過去はたいてい失敗の記憶です。悪い種をまいたことを後悔しています。過去を思い出すということは、まいた悪い種を掘り起こそうとしているようなものです。まいてしまった種はどうしようもないのです。
しかも、過去にまいた種のことを後悔の思いで思いだすとき、現在においても悪い種をまいていることになるのです。
いまは、良い種をまくことに専念するときです。良い種をまけばきっと良い実がなるのですから、せっせと良い種をまき続けることです。

過去は忘れてしまうことです。きれいさっぱりと忘れてしまうことです。
どうしても忘れられなければ、すべてしっかりと覚えておくことです。しっかりと覚えておいて、そして、すべて許してあげることです。

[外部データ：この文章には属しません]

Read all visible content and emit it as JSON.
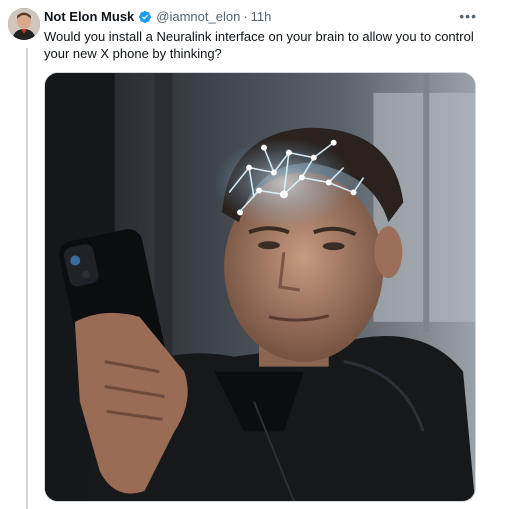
{
  "tweet": {
    "author_name": "Not Elon Musk",
    "handle": "@iamnot_elon",
    "separator": "·",
    "time": "11h",
    "more_icon": "more-horizontal-icon",
    "verified_icon": "verified-badge-icon",
    "text": "Would you install a Neuralink interface on your brain to allow you to control your new X phone by thinking?"
  },
  "colors": {
    "verified_blue": "#1d9bf0",
    "secondary_text": "#536471",
    "primary_text": "#0f1419",
    "neural_glow": "#bfe6ff"
  }
}
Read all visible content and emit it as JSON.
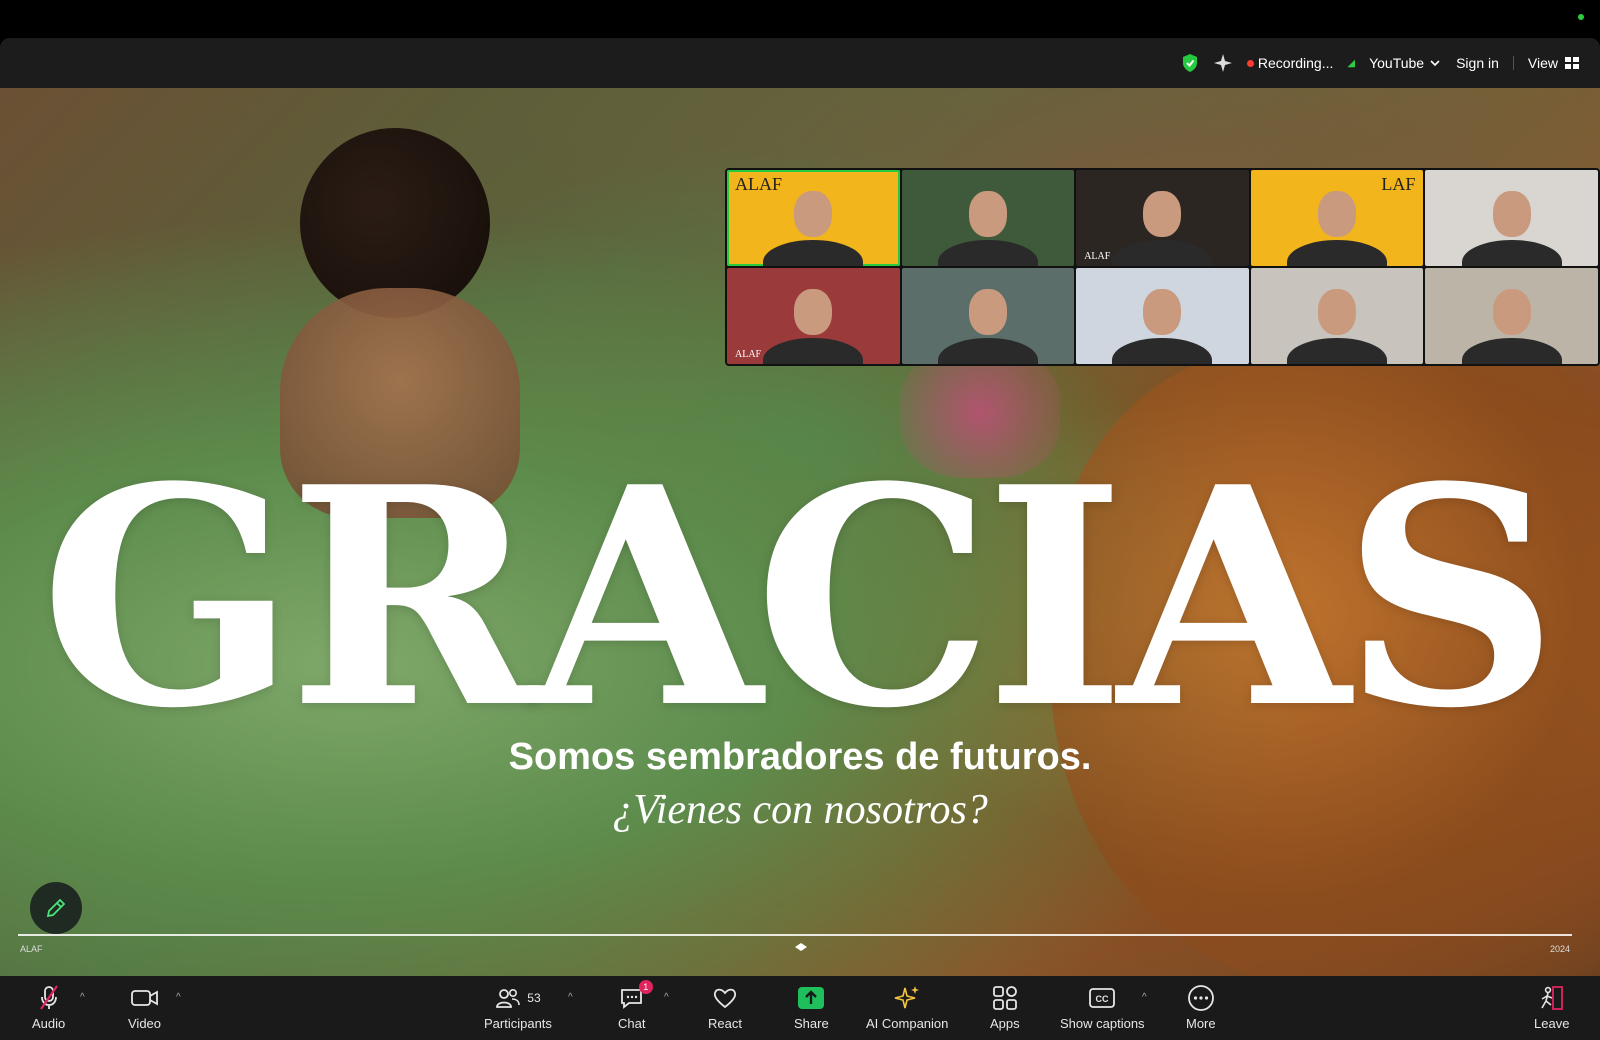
{
  "header": {
    "recording_label": "Recording...",
    "stream_label": "YouTube",
    "sign_in_label": "Sign in",
    "view_label": "View"
  },
  "slide": {
    "title": "GRACIAS",
    "subtitle": "Somos sembradores de futuros.",
    "question": "¿Vienes con nosotros?",
    "left_mark": "ALAF",
    "right_mark": "2024"
  },
  "gallery": {
    "participants": [
      {
        "tag": "ALAF",
        "active": true,
        "bg": "#f2b51b"
      },
      {
        "tag": "",
        "active": false,
        "bg": "#3f5a3a"
      },
      {
        "tag": "ALAF",
        "active": false,
        "bg": "#2c2623"
      },
      {
        "tag": "LAF",
        "active": false,
        "bg": "#f2b51b"
      },
      {
        "tag": "",
        "active": false,
        "bg": "#d9d6d1"
      },
      {
        "tag": "ALAF",
        "active": false,
        "bg": "#9a3a3a"
      },
      {
        "tag": "",
        "active": false,
        "bg": "#5b6e6a"
      },
      {
        "tag": "",
        "active": false,
        "bg": "#cfd6df"
      },
      {
        "tag": "",
        "active": false,
        "bg": "#c8c3bc"
      },
      {
        "tag": "",
        "active": false,
        "bg": "#bdb4a8"
      }
    ]
  },
  "toolbar": {
    "audio": "Audio",
    "video": "Video",
    "participants": "Participants",
    "participant_count": "53",
    "chat": "Chat",
    "chat_badge": "1",
    "react": "React",
    "share": "Share",
    "ai_companion": "AI Companion",
    "apps": "Apps",
    "captions": "Show captions",
    "more": "More",
    "leave": "Leave"
  },
  "colors": {
    "accent_green": "#27c93f",
    "record_red": "#ff3b30",
    "leave_red": "#e0245e"
  }
}
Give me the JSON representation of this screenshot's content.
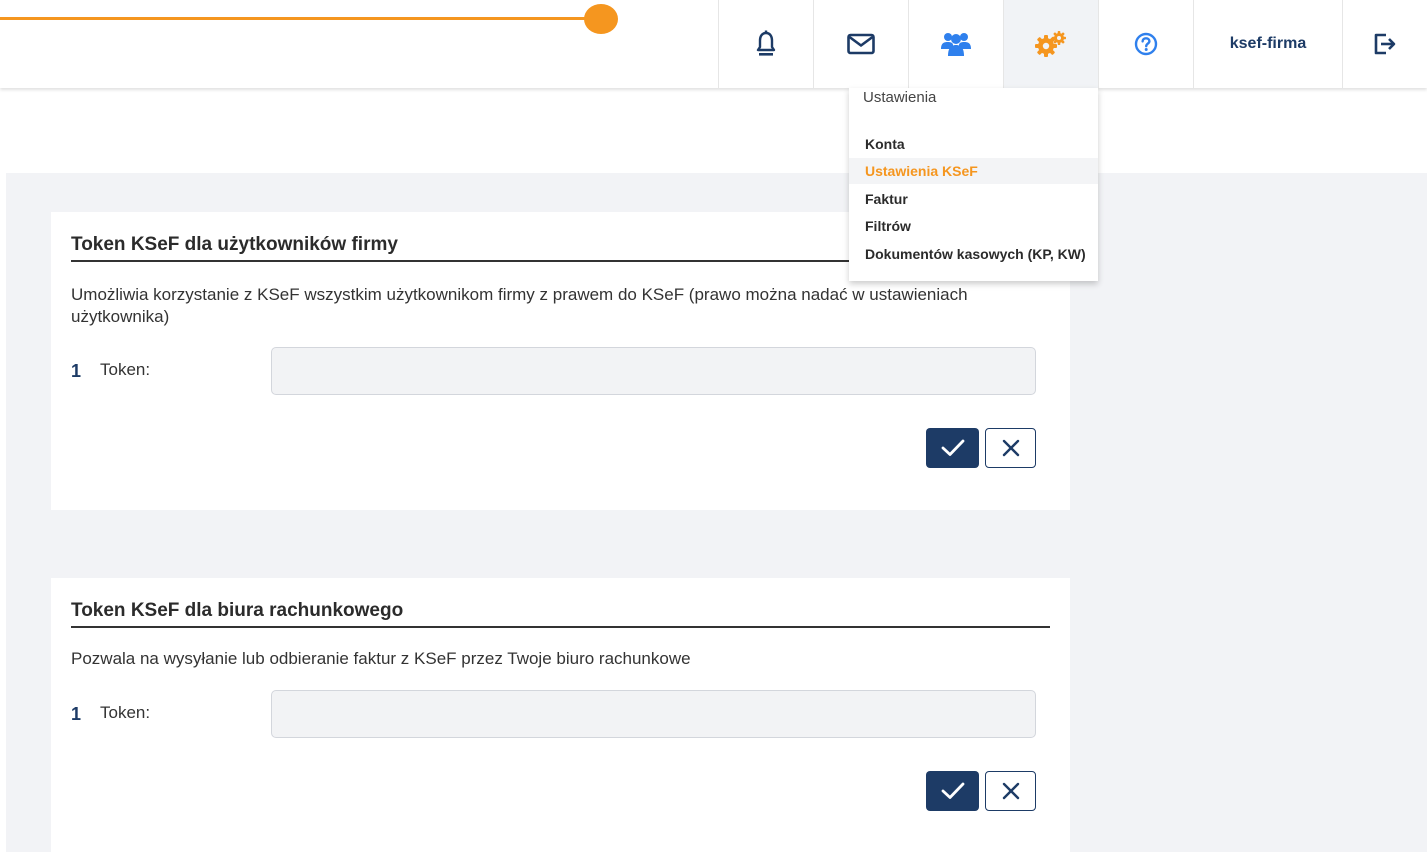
{
  "colors": {
    "accent": "#f5961f",
    "primary": "#1d3b66",
    "background": "#f2f3f6"
  },
  "header": {
    "icons": [
      "bell-icon",
      "mail-icon",
      "users-icon",
      "settings-icon",
      "help-icon",
      "logout-icon"
    ],
    "user_name": "ksef-firma"
  },
  "menu": {
    "title": "Ustawienia",
    "items": [
      {
        "label": "Konta"
      },
      {
        "label": "Ustawienia KSeF",
        "active": true
      },
      {
        "label": "Faktur"
      },
      {
        "label": "Filtrów"
      },
      {
        "label": "Dokumentów kasowych (KP, KW)"
      }
    ]
  },
  "sections": [
    {
      "title": "Token KSeF dla użytkowników firmy",
      "description": "Umożliwia korzystanie z KSeF wszystkim użytkownikom firmy z prawem do KSeF (prawo można nadać w ustawieniach użytkownika)",
      "row_number": "1",
      "token_label": "Token:",
      "token_value": ""
    },
    {
      "title": "Token KSeF dla biura rachunkowego",
      "description": "Pozwala na wysyłanie lub odbieranie faktur z KSeF przez Twoje biuro rachunkowe",
      "row_number": "1",
      "token_label": "Token:",
      "token_value": ""
    }
  ]
}
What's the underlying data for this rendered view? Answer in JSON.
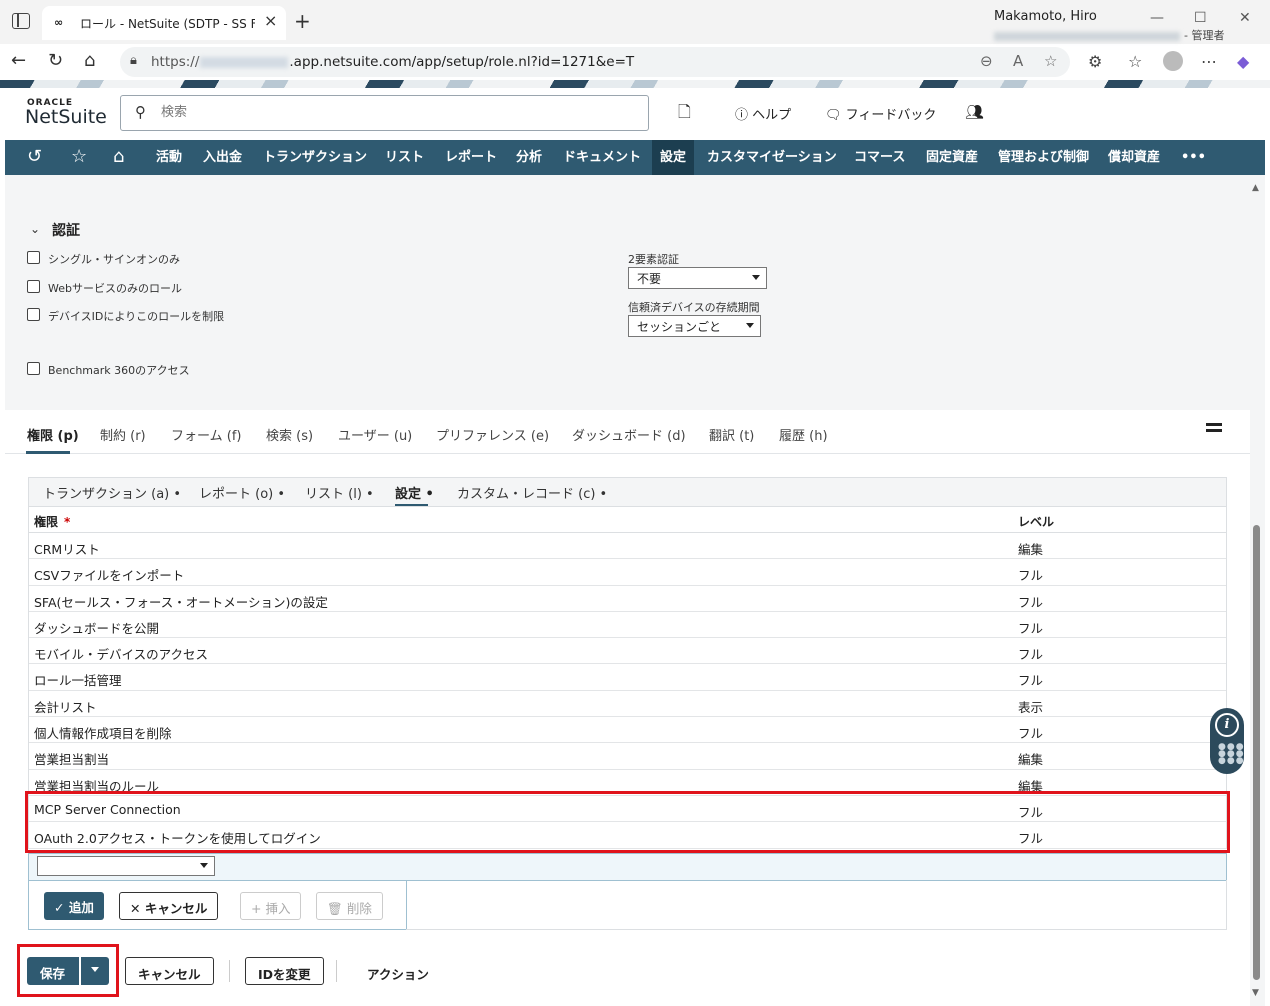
{
  "browser": {
    "tab_title": "ロール - NetSuite (SDTP - SS FF Pre",
    "url_prefix": "https://",
    "url_suffix": ".app.netsuite.com/app/setup/role.nl?id=1271&e=T"
  },
  "header": {
    "logo_top": "ORACLE",
    "logo_main": "NetSuite",
    "search_placeholder": "検索",
    "help": "ヘルプ",
    "feedback": "フィードバック",
    "user_name": "Makamoto, Hiro",
    "user_role": "- 管理者"
  },
  "nav": {
    "items": [
      "活動",
      "入出金",
      "トランザクション",
      "リスト",
      "レポート",
      "分析",
      "ドキュメント",
      "設定",
      "カスタマイゼーション",
      "コマース",
      "固定資産",
      "管理および制御",
      "償却資産"
    ],
    "more": "•••"
  },
  "auth": {
    "title": "認証",
    "sso_only": "シングル・サインオンのみ",
    "ws_only": "Webサービスのみのロール",
    "device_id": "デバイスIDによりこのロールを制限",
    "benchmark": "Benchmark 360のアクセス",
    "twofa_label": "2要素認証",
    "twofa_value": "不要",
    "trusted_label": "信頼済デバイスの存続期間",
    "trusted_value": "セッションごと"
  },
  "main_tabs": [
    "権限 (p)",
    "制約 (r)",
    "フォーム (f)",
    "検索 (s)",
    "ユーザー (u)",
    "プリファレンス (e)",
    "ダッシュボード (d)",
    "翻訳 (t)",
    "履歴 (h)"
  ],
  "sub_tabs": [
    "トランザクション (a) •",
    "レポート (o) •",
    "リスト (l) •",
    "設定 •",
    "カスタム・レコード (c) •"
  ],
  "grid": {
    "col_permission": "権限",
    "required_mark": "*",
    "col_level": "レベル",
    "rows": [
      {
        "permission": "CRMリスト",
        "level": "編集"
      },
      {
        "permission": "CSVファイルをインポート",
        "level": "フル"
      },
      {
        "permission": "SFA(セールス・フォース・オートメーション)の設定",
        "level": "フル"
      },
      {
        "permission": "ダッシュボードを公開",
        "level": "フル"
      },
      {
        "permission": "モバイル・デバイスのアクセス",
        "level": "フル"
      },
      {
        "permission": "ロール一括管理",
        "level": "フル"
      },
      {
        "permission": "会計リスト",
        "level": "表示"
      },
      {
        "permission": "個人情報作成項目を削除",
        "level": "フル"
      },
      {
        "permission": "営業担当割当",
        "level": "編集"
      },
      {
        "permission": "営業担当割当のルール",
        "level": "編集"
      },
      {
        "permission": "MCP Server Connection",
        "level": "フル"
      },
      {
        "permission": "OAuth 2.0アクセス・トークンを使用してログイン",
        "level": "フル"
      }
    ],
    "btn_add": "追加",
    "btn_cancel": "キャンセル",
    "btn_insert": "挿入",
    "btn_delete": "削除"
  },
  "footer": {
    "save": "保存",
    "cancel": "キャンセル",
    "change_id": "IDを変更",
    "actions": "アクション"
  },
  "colors": {
    "nav_bg": "#2f5a71",
    "highlight_red": "#e0131b"
  }
}
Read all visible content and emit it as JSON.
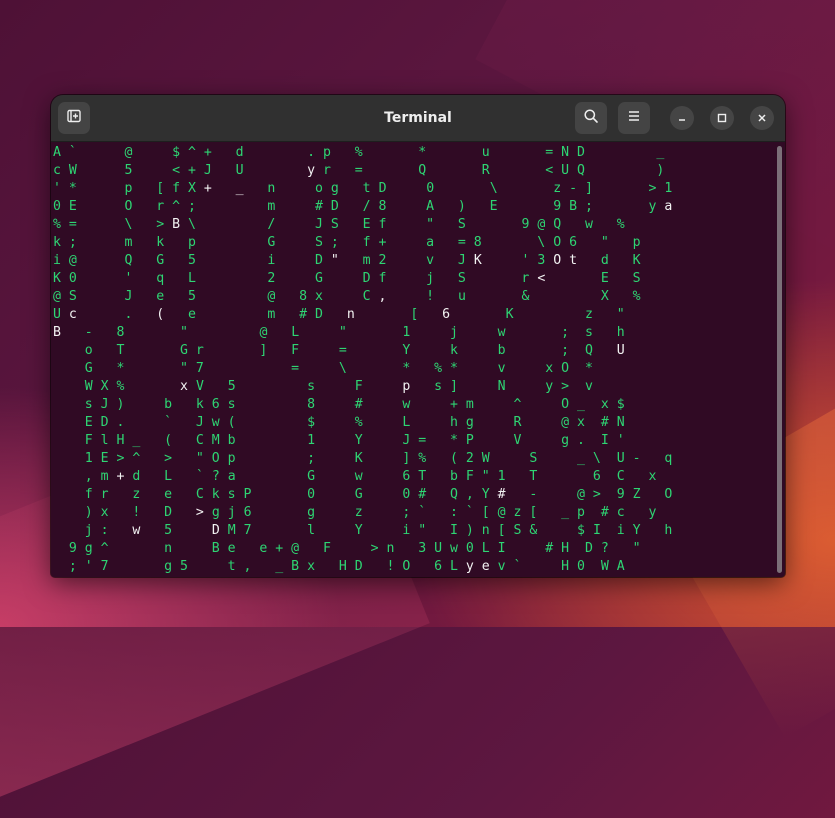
{
  "window": {
    "title": "Terminal",
    "buttons": {
      "new_tab": "new-tab-icon",
      "search": "search-icon",
      "menu": "menu-icon",
      "minimize": "minimize-icon",
      "maximize": "maximize-icon",
      "close": "close-icon"
    }
  },
  "terminal": {
    "colors": {
      "background": "#300a24",
      "rain": "#2ed573",
      "head": "#f2f2f2"
    },
    "rows": [
      [
        "A `      @     $ ^ +   d        . p   %       *       u       = N D         _",
        ""
      ],
      [
        "c W      5     < + J   U        ",
        "y",
        " r   =       Q       R       < U Q         )",
        ""
      ],
      [
        "' *      p   [ f X ",
        "+",
        "   ",
        "_",
        "   n     o g   t D     0       \\       z - ]       > 1",
        ""
      ],
      [
        "0 E      O   r ^ ;         m     # D   / 8     A   )   E       9 B ;       y ",
        "a",
        ""
      ],
      [
        "% =      \\   > ",
        "B",
        " \\         /     J S   E f     \"   S       9 @ Q   w   %",
        ""
      ],
      [
        "k ;      m   k   p         G     S ;   f +     a   = 8       \\ O 6   \"   p",
        ""
      ],
      [
        "i @      Q   G   5         i     D ",
        "\"",
        "   m 2     v   J ",
        "K",
        "     ' 3 ",
        "O t",
        "   d   K",
        ""
      ],
      [
        "K 0      '   q   L         2     G     D f     j   S       r ",
        "<",
        "       E   S",
        ""
      ],
      [
        "@ S      J   e   5         @   8 x     C ",
        ",",
        "     !   u       &         X   %",
        ""
      ],
      [
        "U ",
        "c",
        "      .   ",
        "(",
        "   e         m   # D   ",
        "n",
        "       [   ",
        "6",
        "       K         z   \"",
        ""
      ],
      [
        "",
        "B",
        "   -   8       \"         @   L     \"       1     j     w       ;  s   h",
        ""
      ],
      [
        "    o   T       G r       ]   F     =       Y     k     b       ;  Q   ",
        "U",
        ""
      ],
      [
        "    G   *       \" 7           =     \\       *   % *     v     x O  *",
        ""
      ],
      [
        "    W X %       ",
        "x",
        " V   5         s     F     ",
        "p",
        "   s ]     N     y >  v",
        ""
      ],
      [
        "    s J )     b   k 6 s         8     #     w     + m     ^     O _  x $",
        ""
      ],
      [
        "    E D .     `   J w (         $     %     L     h g     R     @ x  # N",
        ""
      ],
      [
        "    F l H _   (   C M b         1     Y     J =   * P     V     g .  I '",
        ""
      ],
      [
        "    1 E > ^   >   \" O p         ;     K     ] %   ( 2 W     S     _ \\  U -   q",
        ""
      ],
      [
        "    , m ",
        "+",
        " d   L   ` ? a         G     w     6 T   b F \" 1   T       6  C   x",
        ""
      ],
      [
        "    f r   z   e   C k s P       0     G     0 #   Q , Y ",
        "#",
        "   -     @ >  9 Z   O",
        ""
      ],
      [
        "    ) x   !   D   ",
        ">",
        " g j 6       g     z     ; `   : ` [ @ z [   _ p  # c   y",
        ""
      ],
      [
        "    j :   ",
        "w",
        "   5     ",
        "D",
        " M 7       l     Y     i \"   I ) n [ S &     $ I  i Y   h",
        ""
      ],
      [
        "  9 g ^       n     B e   e + @   F     > n   3 U w 0 L I     # H  D ?   \"",
        ""
      ],
      [
        "  ; ' 7       g 5     t ,   _ B x   H D   ! O   6 L ",
        "y e",
        " v `     H 0  W A",
        ""
      ]
    ]
  }
}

みんな許してあげる。ぜんぶ許してあげる。そう宣言してしまうのです。
まわりの他人はもちろん、嫌な思い出、嫌な感情、過去のすべて、そして自分自身がしてきたこと、自分の性格もすべて、みんなまとめて許してあげる。そういう宣言です。

こころの底から本気で「許してあげる宣言」が出来たとき、はじめてほんとうの良い種をまくことができます。